当前位置: 首页/ 学术报告

DeepParticle: learning invariant measure by a deep neural network minimizing Wasserstein distance on data generated from an interacting particle method

发布时间:2023-02-28 浏览量:53

时   间:  2023-02-28 15:00 — 16:00

地   点:  腾讯会议APP4()
报告人:  Zhiwen Zhang
单   位:  The University of Hong Kong
邀请人:  唐敏
备   注:  Tencent Meeting: 221 852 676 Meeting Password: 230228
报告摘要:  


High dimensional partial differential equations (PDE) are challenging to compute by traditional mesh-based methods especially when their solutions have large gradients or concentrations at unknown locations. Mesh-free methods are more appealing; however, they remain slow and expensive when a long time and resolved computation is necessary. In this talk, we present DeepParticle, an integrated deep learning (DL), optimal transport (OT), and interacting particle (IP) approach through a case study of Fisher-Kolmogorov-Petrovsky-Piskunov front speeds in incompressible flows. PDE analysis reduces the problem to the computation of the principal eigenvalue of an advection-diffusion operator. Stochastic representation via the Feynman-Kac formula makes possible a genetic interacting particle algorithm that evolves particle distribution to a large time-invariant measure from which the front speed is extracted.

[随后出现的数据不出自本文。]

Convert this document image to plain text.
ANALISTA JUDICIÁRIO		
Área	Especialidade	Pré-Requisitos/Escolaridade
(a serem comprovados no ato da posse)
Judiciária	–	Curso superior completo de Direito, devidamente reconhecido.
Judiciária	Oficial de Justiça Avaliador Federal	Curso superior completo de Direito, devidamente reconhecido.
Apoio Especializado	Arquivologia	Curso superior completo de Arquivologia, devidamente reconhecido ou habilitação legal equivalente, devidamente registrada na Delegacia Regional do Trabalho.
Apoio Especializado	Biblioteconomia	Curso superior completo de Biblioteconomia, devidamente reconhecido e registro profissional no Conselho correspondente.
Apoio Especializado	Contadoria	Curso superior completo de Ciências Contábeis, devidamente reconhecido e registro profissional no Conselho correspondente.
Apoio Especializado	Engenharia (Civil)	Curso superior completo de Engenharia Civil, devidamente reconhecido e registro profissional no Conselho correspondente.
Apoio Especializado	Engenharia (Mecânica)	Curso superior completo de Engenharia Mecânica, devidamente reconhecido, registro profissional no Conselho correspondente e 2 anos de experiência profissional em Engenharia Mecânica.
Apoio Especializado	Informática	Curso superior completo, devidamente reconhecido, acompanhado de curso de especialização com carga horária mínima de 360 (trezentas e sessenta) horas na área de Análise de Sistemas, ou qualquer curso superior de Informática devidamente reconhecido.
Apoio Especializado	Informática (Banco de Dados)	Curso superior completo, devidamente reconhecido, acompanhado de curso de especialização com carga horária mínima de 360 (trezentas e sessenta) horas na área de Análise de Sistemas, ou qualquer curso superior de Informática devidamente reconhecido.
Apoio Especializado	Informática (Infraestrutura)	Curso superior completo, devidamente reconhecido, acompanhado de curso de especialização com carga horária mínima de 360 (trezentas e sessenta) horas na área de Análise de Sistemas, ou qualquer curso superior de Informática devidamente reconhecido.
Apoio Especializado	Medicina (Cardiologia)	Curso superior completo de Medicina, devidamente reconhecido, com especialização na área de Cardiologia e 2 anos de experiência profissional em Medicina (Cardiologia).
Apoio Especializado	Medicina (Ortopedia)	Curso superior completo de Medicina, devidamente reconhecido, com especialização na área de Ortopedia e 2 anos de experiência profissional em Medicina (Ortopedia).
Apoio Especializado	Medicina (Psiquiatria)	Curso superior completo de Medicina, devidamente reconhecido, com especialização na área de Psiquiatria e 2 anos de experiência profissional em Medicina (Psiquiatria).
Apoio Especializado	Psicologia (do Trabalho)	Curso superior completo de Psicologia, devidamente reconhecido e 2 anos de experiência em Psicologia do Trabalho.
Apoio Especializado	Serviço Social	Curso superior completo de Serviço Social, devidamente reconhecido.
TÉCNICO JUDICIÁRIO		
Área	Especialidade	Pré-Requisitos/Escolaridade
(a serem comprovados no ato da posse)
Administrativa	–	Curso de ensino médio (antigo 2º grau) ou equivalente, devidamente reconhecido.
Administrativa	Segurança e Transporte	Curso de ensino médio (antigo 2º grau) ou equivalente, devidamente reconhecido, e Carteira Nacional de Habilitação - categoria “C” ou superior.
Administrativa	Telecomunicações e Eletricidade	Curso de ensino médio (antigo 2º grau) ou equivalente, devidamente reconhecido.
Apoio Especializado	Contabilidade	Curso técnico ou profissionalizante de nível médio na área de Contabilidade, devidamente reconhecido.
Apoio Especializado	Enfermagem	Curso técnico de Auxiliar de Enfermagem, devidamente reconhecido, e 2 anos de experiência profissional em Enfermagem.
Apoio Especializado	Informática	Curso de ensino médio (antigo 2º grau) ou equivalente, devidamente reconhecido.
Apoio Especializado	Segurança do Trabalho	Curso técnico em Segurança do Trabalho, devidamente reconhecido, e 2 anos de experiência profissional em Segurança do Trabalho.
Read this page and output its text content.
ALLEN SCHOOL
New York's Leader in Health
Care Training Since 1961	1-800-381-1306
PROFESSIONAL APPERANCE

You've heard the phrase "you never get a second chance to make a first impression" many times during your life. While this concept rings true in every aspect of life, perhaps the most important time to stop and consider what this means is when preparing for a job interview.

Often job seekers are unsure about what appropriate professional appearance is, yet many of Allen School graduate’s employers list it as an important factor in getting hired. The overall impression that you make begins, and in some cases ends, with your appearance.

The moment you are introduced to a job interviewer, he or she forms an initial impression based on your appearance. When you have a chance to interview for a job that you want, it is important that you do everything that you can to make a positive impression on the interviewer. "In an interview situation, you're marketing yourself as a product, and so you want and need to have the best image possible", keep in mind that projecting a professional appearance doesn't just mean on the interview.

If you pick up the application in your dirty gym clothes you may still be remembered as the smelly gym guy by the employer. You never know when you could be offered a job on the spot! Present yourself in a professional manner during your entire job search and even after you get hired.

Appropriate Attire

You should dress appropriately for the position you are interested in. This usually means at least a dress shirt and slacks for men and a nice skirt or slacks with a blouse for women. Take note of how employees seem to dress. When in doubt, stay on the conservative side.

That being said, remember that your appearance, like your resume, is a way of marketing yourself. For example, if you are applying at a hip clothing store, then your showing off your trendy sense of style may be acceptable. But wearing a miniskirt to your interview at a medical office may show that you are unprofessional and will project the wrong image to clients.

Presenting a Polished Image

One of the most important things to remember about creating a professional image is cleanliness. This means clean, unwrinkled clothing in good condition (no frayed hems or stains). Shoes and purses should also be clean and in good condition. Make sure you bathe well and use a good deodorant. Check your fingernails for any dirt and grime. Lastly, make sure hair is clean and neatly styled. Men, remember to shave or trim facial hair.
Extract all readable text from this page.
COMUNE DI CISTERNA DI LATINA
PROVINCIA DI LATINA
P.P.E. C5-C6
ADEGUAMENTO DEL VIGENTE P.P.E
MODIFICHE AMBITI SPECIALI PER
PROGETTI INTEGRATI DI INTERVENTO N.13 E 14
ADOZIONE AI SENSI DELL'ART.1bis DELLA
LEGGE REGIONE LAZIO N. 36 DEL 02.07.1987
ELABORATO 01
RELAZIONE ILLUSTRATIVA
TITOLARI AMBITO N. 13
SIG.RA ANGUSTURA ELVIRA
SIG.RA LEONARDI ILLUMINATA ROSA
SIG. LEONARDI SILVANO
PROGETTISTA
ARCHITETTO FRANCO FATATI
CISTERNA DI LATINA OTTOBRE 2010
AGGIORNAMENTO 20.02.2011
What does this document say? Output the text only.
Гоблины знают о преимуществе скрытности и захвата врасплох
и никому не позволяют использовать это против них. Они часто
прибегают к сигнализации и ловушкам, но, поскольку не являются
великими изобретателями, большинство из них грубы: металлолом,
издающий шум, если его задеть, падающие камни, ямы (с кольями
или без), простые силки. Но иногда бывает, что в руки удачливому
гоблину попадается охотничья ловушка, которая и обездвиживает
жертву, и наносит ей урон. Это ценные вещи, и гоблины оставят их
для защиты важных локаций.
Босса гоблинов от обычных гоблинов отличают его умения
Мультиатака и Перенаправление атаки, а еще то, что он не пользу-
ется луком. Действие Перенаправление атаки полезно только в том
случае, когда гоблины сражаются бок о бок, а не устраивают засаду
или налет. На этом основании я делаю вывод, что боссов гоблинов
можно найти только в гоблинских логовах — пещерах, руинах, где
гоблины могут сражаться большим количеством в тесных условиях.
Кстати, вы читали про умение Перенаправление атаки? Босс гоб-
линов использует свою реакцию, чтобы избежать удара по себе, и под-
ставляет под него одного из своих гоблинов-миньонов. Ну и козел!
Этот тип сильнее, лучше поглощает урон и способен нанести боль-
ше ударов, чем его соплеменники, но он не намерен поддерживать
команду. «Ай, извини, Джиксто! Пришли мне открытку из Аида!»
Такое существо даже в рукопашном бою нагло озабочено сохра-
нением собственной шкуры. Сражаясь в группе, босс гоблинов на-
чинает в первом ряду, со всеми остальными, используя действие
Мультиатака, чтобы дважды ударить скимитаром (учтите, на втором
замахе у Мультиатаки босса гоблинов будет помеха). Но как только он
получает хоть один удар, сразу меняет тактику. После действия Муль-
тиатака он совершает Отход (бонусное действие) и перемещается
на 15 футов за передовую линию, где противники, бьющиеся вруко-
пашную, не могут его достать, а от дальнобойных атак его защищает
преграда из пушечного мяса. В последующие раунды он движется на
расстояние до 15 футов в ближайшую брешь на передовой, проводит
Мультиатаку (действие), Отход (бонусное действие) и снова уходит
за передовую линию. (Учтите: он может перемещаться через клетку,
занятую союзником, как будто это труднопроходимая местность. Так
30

The invariant measure is parameterized by a physical parameter (the Peclet number). We learn this family of invariant measures by training a physically parameterized deep neural network on affordable data from IP computation at moderate Peclet numbers, then predict at a larger Peclet number when IP computation is expensive. Our methodology extends to a more general context of deep learning stochastic particle dynamics. For instance, we can learn and generate aggregation patterns in Keller-Segel chemotaxis systems.